Но в ушах Марины продолжал навязчиво звучать голос бывшей горничной. Она позвонила днем, когда веселье в дачном коттедже только-только начало набирать обороты.
– Марина Сергеевна, это Вера. Вы уж извините, что я вас побеспокоила, просто тут такое дело... Даже не знаю, как сказать.
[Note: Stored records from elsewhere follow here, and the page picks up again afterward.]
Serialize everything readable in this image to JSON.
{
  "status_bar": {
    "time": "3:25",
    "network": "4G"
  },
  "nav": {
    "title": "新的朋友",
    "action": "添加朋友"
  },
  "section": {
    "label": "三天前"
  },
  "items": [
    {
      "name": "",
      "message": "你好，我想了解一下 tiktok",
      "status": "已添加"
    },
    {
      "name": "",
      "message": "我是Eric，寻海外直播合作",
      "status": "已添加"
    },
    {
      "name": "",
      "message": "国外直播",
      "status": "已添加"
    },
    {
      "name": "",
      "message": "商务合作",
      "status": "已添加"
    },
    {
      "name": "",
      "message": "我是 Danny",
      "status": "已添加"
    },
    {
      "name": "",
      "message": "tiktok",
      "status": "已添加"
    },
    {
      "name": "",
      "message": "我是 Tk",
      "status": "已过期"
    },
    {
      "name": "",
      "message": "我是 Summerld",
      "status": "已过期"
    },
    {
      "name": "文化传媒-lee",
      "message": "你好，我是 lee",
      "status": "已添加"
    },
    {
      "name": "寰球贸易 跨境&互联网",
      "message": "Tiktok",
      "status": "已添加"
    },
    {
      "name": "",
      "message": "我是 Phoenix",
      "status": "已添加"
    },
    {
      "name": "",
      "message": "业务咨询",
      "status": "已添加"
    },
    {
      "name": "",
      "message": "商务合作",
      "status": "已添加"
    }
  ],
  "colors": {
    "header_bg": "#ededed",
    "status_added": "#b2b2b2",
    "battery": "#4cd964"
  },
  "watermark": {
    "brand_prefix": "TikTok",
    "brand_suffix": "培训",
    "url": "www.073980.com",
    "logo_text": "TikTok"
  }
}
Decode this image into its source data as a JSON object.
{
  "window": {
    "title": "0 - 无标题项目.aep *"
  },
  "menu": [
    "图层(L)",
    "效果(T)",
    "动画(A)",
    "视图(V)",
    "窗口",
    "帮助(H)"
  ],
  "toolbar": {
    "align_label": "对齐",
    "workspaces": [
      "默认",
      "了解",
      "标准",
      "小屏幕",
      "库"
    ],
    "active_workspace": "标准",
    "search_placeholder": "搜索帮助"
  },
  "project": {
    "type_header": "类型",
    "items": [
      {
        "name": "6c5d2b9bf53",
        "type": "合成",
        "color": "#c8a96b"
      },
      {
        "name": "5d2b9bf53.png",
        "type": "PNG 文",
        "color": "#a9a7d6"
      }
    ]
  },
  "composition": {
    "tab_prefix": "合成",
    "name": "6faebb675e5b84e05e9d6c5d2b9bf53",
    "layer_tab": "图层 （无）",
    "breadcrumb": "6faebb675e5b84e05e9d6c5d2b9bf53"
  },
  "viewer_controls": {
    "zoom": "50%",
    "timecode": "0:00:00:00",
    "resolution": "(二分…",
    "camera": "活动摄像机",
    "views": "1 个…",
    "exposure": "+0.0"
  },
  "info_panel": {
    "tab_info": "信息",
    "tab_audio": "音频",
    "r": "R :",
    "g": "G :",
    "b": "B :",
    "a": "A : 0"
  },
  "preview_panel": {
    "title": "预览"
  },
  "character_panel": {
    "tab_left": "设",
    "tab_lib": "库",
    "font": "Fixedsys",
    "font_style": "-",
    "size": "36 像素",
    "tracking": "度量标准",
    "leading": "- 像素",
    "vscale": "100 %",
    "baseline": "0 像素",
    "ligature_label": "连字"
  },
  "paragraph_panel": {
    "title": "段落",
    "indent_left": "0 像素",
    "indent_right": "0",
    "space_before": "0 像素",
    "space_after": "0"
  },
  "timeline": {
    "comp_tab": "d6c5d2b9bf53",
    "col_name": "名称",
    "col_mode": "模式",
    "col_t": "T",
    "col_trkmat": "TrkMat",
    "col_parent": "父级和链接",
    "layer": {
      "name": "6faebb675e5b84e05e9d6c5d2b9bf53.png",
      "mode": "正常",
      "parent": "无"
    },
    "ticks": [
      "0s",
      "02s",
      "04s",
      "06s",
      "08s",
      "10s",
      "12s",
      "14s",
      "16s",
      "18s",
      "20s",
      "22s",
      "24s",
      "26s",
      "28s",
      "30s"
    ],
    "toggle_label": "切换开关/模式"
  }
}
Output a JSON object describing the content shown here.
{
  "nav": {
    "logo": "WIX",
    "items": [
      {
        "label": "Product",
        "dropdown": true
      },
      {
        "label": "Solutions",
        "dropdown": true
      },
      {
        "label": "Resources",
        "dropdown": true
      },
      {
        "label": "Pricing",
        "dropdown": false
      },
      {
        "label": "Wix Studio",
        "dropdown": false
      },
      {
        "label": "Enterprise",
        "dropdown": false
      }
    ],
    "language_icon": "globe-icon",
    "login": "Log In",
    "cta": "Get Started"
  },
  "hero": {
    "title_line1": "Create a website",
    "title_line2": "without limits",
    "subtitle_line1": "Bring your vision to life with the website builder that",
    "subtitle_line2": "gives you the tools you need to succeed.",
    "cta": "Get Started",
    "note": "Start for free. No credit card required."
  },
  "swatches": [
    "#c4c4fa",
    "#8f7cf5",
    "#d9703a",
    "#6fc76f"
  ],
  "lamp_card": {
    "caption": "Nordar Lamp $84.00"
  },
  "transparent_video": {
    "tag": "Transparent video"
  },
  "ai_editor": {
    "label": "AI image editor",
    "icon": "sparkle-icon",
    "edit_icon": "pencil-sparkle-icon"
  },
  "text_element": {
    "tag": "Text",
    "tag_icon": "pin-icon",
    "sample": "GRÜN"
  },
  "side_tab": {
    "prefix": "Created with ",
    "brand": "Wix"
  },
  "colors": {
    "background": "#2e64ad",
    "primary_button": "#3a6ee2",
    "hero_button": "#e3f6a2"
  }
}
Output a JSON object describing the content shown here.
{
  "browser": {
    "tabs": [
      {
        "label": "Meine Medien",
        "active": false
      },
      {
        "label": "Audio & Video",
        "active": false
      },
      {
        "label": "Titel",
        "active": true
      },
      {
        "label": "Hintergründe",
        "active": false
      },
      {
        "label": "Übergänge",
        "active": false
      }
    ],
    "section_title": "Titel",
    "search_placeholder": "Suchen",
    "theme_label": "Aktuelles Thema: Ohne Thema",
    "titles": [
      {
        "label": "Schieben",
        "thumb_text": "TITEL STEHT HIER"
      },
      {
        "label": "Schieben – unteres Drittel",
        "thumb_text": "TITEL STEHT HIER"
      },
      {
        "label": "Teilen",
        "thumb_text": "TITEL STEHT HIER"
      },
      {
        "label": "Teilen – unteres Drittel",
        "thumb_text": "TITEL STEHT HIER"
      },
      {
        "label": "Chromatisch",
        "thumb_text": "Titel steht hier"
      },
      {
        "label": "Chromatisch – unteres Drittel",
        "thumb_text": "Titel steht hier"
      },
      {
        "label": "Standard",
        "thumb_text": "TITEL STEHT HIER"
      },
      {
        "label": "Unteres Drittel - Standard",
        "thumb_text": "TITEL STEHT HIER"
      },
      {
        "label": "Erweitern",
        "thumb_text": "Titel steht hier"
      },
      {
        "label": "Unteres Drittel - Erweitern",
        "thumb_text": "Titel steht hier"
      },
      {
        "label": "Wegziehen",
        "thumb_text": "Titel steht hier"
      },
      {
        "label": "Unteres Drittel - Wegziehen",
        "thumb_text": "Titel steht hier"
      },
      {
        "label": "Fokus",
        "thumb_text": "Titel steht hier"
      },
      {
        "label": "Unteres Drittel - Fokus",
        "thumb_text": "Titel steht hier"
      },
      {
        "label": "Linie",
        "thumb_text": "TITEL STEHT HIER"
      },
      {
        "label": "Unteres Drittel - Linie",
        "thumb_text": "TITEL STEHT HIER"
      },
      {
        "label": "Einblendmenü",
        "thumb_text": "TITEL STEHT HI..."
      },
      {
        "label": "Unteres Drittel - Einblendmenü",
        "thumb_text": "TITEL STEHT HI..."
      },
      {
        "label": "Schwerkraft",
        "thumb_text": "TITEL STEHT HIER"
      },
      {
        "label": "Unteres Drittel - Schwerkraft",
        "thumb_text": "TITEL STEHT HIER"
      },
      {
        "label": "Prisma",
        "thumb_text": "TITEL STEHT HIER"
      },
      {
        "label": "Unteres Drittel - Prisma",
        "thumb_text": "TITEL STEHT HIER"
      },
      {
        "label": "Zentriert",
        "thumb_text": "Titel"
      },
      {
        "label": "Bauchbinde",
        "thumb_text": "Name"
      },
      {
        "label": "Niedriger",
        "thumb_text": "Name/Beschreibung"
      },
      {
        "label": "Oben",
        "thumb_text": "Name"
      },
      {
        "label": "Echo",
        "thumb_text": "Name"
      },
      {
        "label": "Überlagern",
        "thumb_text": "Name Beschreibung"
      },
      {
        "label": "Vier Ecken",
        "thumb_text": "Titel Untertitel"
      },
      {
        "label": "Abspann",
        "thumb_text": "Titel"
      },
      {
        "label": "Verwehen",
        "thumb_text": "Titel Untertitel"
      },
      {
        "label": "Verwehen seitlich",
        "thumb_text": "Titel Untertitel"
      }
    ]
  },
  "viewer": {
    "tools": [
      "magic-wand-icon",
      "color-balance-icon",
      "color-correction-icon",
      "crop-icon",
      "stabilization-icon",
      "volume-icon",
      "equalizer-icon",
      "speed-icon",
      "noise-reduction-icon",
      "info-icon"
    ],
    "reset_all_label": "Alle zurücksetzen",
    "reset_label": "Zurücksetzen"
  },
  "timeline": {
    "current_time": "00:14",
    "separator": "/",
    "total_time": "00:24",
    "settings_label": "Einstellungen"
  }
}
– Говори как есть, – посоветовала уже основательно поддавшая Марина.
– Да понимаете, я у вас одну книгу забыла, она в кухне лежала, вот я о ней и не вспомнила, когда вещи собирала. Ну, подошла к вашему дому и вижу: Инна Григорьевна подъезжает, да не одна, а... ну, в общем, с молодым человеком.
– Ну и что? – удивилась Марина. – Подвез ее кто-то, что особенного?
– Нет, не подвез, – возразила Вера. – Она его через черный ход в квартиру впустила.
– Через черный? – нахмурилась Марина, пытаясь сообразить, зачем бы мачехе вести кого-то через кухню. – Почему через черный?
– Вот и я удивилась, – тихо сказала Вера. – И... Уж простите меня, только мне это не понравилось. Вы и ваш батюшка так мне помогли, так помогли... В общем, я подсмотрела.
– Как это подсмотрела? Откуда?!
– Да понимаете, там ведь напротив... то есть я хочу сказать, из подъезда того дома, что с Малой Конюшенной, окно спальни господина Дикулова хорошо видно. Я когда уборку делала, не раз замечала, как там разные молодые люди на подоконнике сидят, курят... значит, войти в подъезд можно, не заперто. Я и пошла туда.
– И что увидела? – осторожно спросила Марина, мгновенно трезвея.
– Вот то и увидела... нехорошее дело. Уж и не знаю, как быть. Думала Сергею Пафнутьевичу позвонить, да побоялась. Вы уж сами решите, ладно?
– Ладно, решу, – согласилась Марина. – Как дела-то? В смысле с институтом?
– Пока не знаю, экзамены-то еще не скоро. Но я занимаюсь, готовлюсь.